Wine Review: 2022 Vintage in Chile

Is the 2022 vintage better than the 2018 vintage in Chile? 

Recent Vintages

Since 2018 was lauded by me, most critics and producers as the vintage of the century, Chile has enjoyed consecutive successful vintages one after another culminating in 2022 as the next contender for vintage of the century. 

2019 was a dry and warmer vintage producing ripe, concentrated wines that can age. 2020 was similarly as ripe as 2019 but less structured. 2021 was a cooler and wetter year with more elegance and acidity. All were excellent vintages in comparison to most pre-2018 vintages but not better than 2018 though. Of course, these are generalizations and it really depends on the producer’s choices and terroir of each wine. Things were not necessarily easy after 2018 either with 2 years of the pandemic and frost for the 2020 and 2022 vintage. 

2022 Vintage

The discussion on if 2022 is better than 2018 mainly pertains to the reds. 2018 was the perfect vintage in terms of quantity and quality for all wines with no major complications or unexpected twists. In contrast, 2022 suffered from frost and lower yields, and was cooler overall. It relied on a warm harvest for ripening, so some of the early harvested whites might still be on the greener and leaner side. However, producers and critics are saying some of the whites and most of the reds will be just as good as 2018 although the style of 2022 is different. 2022’s should have just as much concentration as 2018 but be more structured in terms of tannins and acidity. At the same time, 2022 should be riper and bigger than 2021. Again, it always depends on each region, terroir and producer.  

I don’t know if this string of great vintages is a matter of global warming or continued improvement in winemaking, but because of its use of irrigation, warm climate and consistently dry weather, Chilean wines tend to be fairly consistent year to year. Yet, we have another top vintage within the past 5 years. 2023 and 2024 look to be tough vintages though with fires in the 2023 vintage and flooding in 2024 vintage, but we’ll see. 

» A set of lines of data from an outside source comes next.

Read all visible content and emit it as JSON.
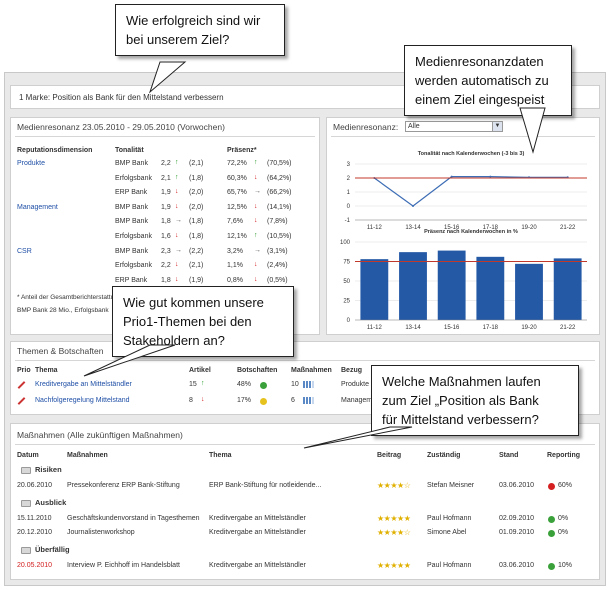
{
  "callouts": {
    "top": [
      "Wie erfolgreich sind wir",
      "bei unserem Ziel?"
    ],
    "medienresonanz": [
      "Medienresonanzdaten",
      "werden automatisch zu",
      "einem Ziel eingespeist"
    ],
    "prio": [
      "Wie gut kommen unsere",
      "Prio1-Themen bei den",
      "Stakeholdern an?"
    ],
    "massnahmen": [
      "Welche Maßnahmen laufen",
      "zum Ziel „Position als Bank",
      "für Mittelstand verbessern?"
    ]
  },
  "goal_bar": {
    "text": "1 Marke: Position als Bank für den Mittelstand verbessern"
  },
  "medienresonanz": {
    "title": "Medienresonanz 23.05.2010 - 29.05.2010 (Vorwochen)",
    "headers": {
      "dimension": "Reputationsdimension",
      "tonalitaet": "Tonalität",
      "praesenz": "Präsenz*"
    },
    "rows": [
      {
        "dim": "Produkte",
        "bank": "BMP Bank",
        "ton": "2,2",
        "tdir": "up",
        "tprev": "(2,1)",
        "pres": "72,2%",
        "pdir": "up",
        "pprev": "(70,5%)"
      },
      {
        "dim": "",
        "bank": "Erfolgsbank",
        "ton": "2,1",
        "tdir": "up",
        "tprev": "(1,8)",
        "pres": "60,3%",
        "pdir": "down",
        "pprev": "(64,2%)"
      },
      {
        "dim": "",
        "bank": "ERP Bank",
        "ton": "1,9",
        "tdir": "down",
        "tprev": "(2,0)",
        "pres": "65,7%",
        "pdir": "flat",
        "pprev": "(66,2%)"
      },
      {
        "dim": "Management",
        "bank": "BMP Bank",
        "ton": "1,9",
        "tdir": "down",
        "tprev": "(2,0)",
        "pres": "12,5%",
        "pdir": "down",
        "pprev": "(14,1%)"
      },
      {
        "dim": "",
        "bank": "BMP Bank",
        "ton": "1,8",
        "tdir": "flat",
        "tprev": "(1,8)",
        "pres": "7,6%",
        "pdir": "down",
        "pprev": "(7,8%)"
      },
      {
        "dim": "",
        "bank": "Erfolgsbank",
        "ton": "1,6",
        "tdir": "down",
        "tprev": "(1,8)",
        "pres": "12,1%",
        "pdir": "up",
        "pprev": "(10,5%)"
      },
      {
        "dim": "CSR",
        "bank": "BMP Bank",
        "ton": "2,3",
        "tdir": "flat",
        "tprev": "(2,2)",
        "pres": "3,2%",
        "pdir": "flat",
        "pprev": "(3,1%)"
      },
      {
        "dim": "",
        "bank": "Erfolgsbank",
        "ton": "2,2",
        "tdir": "down",
        "tprev": "(2,1)",
        "pres": "1,1%",
        "pdir": "down",
        "pprev": "(2,4%)"
      },
      {
        "dim": "",
        "bank": "ERP Bank",
        "ton": "1,8",
        "tdir": "down",
        "tprev": "(1,9)",
        "pres": "0,8%",
        "pdir": "down",
        "pprev": "(0,5%)"
      }
    ],
    "footnote": "* Anteil der Gesamtberichterstattung",
    "footnote2": "BMP Bank 28 Mio., Erfolgsbank"
  },
  "medienresonanz_chart": {
    "title": "Medienresonanz:",
    "select": "Alle"
  },
  "chart_data": [
    {
      "type": "line",
      "title": "Tonalität nach Kalenderwochen (-3 bis 3)",
      "categories": [
        "11-12",
        "13-14",
        "15-16",
        "17-18",
        "19-20",
        "21-22"
      ],
      "values": [
        2,
        0,
        2.1,
        2.1,
        2.05,
        2.05
      ],
      "reference": 2,
      "yticks": [
        "3",
        "2",
        "1",
        "0",
        "-1"
      ],
      "ylim": [
        -1,
        3
      ]
    },
    {
      "type": "bar",
      "title": "Präsenz nach Kalenderwochen in %",
      "categories": [
        "11-12",
        "13-14",
        "15-16",
        "17-18",
        "19-20",
        "21-22"
      ],
      "values": [
        78,
        87,
        89,
        81,
        72,
        79
      ],
      "reference": 75,
      "yticks": [
        "100",
        "75",
        "50",
        "25",
        "0"
      ],
      "ylim": [
        0,
        100
      ]
    }
  ],
  "themen": {
    "title": "Themen & Botschaften",
    "headers": {
      "prio": "Prio",
      "thema": "Thema",
      "artikel": "Artikel",
      "botschaften": "Botschaften",
      "massnahmen": "Maßnahmen",
      "bezug": "Bezug"
    },
    "rows": [
      {
        "thema": "Kreditvergabe an Mittelständler",
        "artikel": "15",
        "adir": "up",
        "botschaften": "48%",
        "dot": "#3aa13a",
        "massnahmen": "10",
        "bezug": "Produkte >"
      },
      {
        "thema": "Nachfolgeregelung Mittelstand",
        "artikel": "8",
        "adir": "down",
        "botschaften": "17%",
        "dot": "#e6c21e",
        "massnahmen": "6",
        "bezug": "Manageme"
      }
    ]
  },
  "massnahmen": {
    "title": "Maßnahmen (Alle zukünftigen Maßnahmen)",
    "headers": {
      "datum": "Datum",
      "massnahmen": "Maßnahmen",
      "thema": "Thema",
      "beitrag": "Beitrag",
      "zustaendig": "Zuständig",
      "stand": "Stand",
      "reporting": "Reporting"
    },
    "groups": [
      {
        "name": "Risiken",
        "rows": [
          {
            "datum": "20.06.2010",
            "red": false,
            "mass": "Pressekonferenz ERP Bank-Stiftung",
            "thema": "ERP Bank-Stiftung für notleidende...",
            "stars": "★★★★☆",
            "zust": "Stefan Meisner",
            "stand": "03.06.2010",
            "dot": "#d42020",
            "rep": "60%"
          }
        ]
      },
      {
        "name": "Ausblick",
        "rows": [
          {
            "datum": "15.11.2010",
            "red": false,
            "mass": "Geschäftskundenvorstand in Tagesthemen",
            "thema": "Kreditvergabe an Mittelständler",
            "stars": "★★★★★",
            "zust": "Paul Hofmann",
            "stand": "02.09.2010",
            "dot": "#3aa13a",
            "rep": "0%"
          },
          {
            "datum": "20.12.2010",
            "red": false,
            "mass": "Journalistenworkshop",
            "thema": "Kreditvergabe an Mittelständler",
            "stars": "★★★★☆",
            "zust": "Simone Abel",
            "stand": "01.09.2010",
            "dot": "#3aa13a",
            "rep": "0%"
          }
        ]
      },
      {
        "name": "Überfällig",
        "rows": [
          {
            "datum": "20.05.2010",
            "red": true,
            "mass": "Interview P. Eichhoff im Handelsblatt",
            "thema": "Kreditvergabe an Mittelständler",
            "stars": "★★★★★",
            "zust": "Paul Hofmann",
            "stand": "03.06.2010",
            "dot": "#3aa13a",
            "rep": "10%"
          }
        ]
      }
    ]
  }
}
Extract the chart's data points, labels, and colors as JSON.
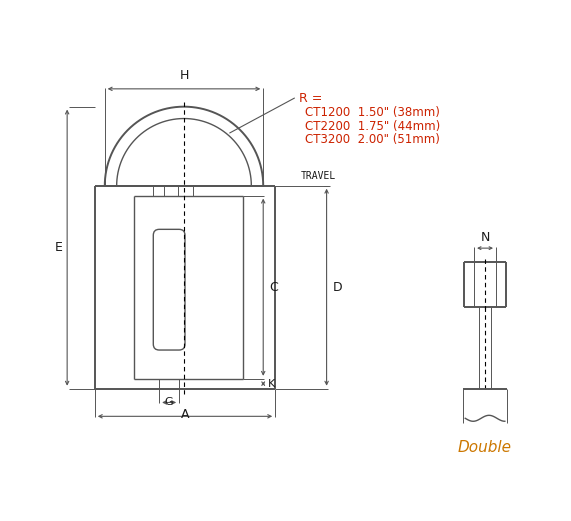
{
  "bg_color": "#ffffff",
  "line_color": "#555555",
  "text_color": "#1a1a1a",
  "red_color": "#cc2200",
  "orange_color": "#cc7700",
  "figsize": [
    5.71,
    5.21
  ],
  "dpi": 100,
  "R_label": "R =",
  "R_lines": [
    "CT1200  1.50\" (38mm)",
    "CT2200  1.75\" (44mm)",
    "CT3200  2.00\" (51mm)"
  ],
  "double_label": "Double"
}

2022 reds are just starting to enter the market, so I got a fairly standard one from the Central Valley to check out. I’ll compare it to my memory of the 2018’s at a similar age rather than how they’re drinking more recently. I decided to get a Carmenere, Chile’s national variety, since this week we’re celebrating Chile’s national holiday (Fiestas Patrias). 

Tasting Notes

2022 Maquis Revela Carmenere Colchagua 

Maquis is a producer I’m quite familiar with. Therefore, I can compare this wine to previous vintages I’ve had from them at the same price point. Their wines can be found in supermarkets and wine shops in Chile. They lean a bit more towards Bordeaux stylistically in the spectrum because their consultant is Eric Boissenot. However, it still represents a typical Central Valley Bordeaux varietal Chilean wine from a larger producer that many people can find for $9-15 in Chile and $15-20+ in the US. 

90% Carmenere, 8% Cabernet Sauvignon, 2% Petit Verdot. 12 months in French oak barrels. 

Medium purple color. The nose exhibits ripe red and bright dark fruit with some chocolate and coffee, herbs, spice and typical Chilean eucalyptus like notes. Medium+ intensity. The palate has similar notes with a touch of menthol and spice. Medium+ acidity. Soft tannins, typical for the variety. It has an elegant, light feel, which makes it a step up from what is otherwise a text-book high quality Carmenere from Colchagua at this price point. It’s a little fresher than most too. I still feel it’s a bit tight and not all together at such a young age, so a bit more air or age could help. 91+ 

Conclusion

I had the 2018 Maquis Gran Reserva of their Cabernet Franc and Cabernet Sauvignon at 3 and 4 years of age. At some point they changed their Gran Reserva line to be called Revela, so this is the same line but different variety. I think this 2022 is better than those 2018’s, which I gave 90. The main difference is the elegance of the 2022. 

Looking at other 2018 wines I’ve tasted, it’s still hard to isolate the vintage from the style of the producer, winemaking, terroir and price level of the wine. Obviously, I’ve had better and worse 2018’s than this at various price points, styles and regions. Plus, this 2022 is just one young example of the vintage. Based on this one example though, it’s a step up from an average vintage at this price range like many 2018’s were in their first 4-5 years. 

As I drink more 2022’s, perhaps I can make broader declarations. However, it looks to be just as good as 2018 and so far not so different in style. Perhaps it’s a little fresher and leaner in an elegant way if most 2022’s are like this 2022 Maquis. However, perhaps the higher-end reds will be more structured and long-lasting than the 2018’s. We’ll see how others compare as more get released.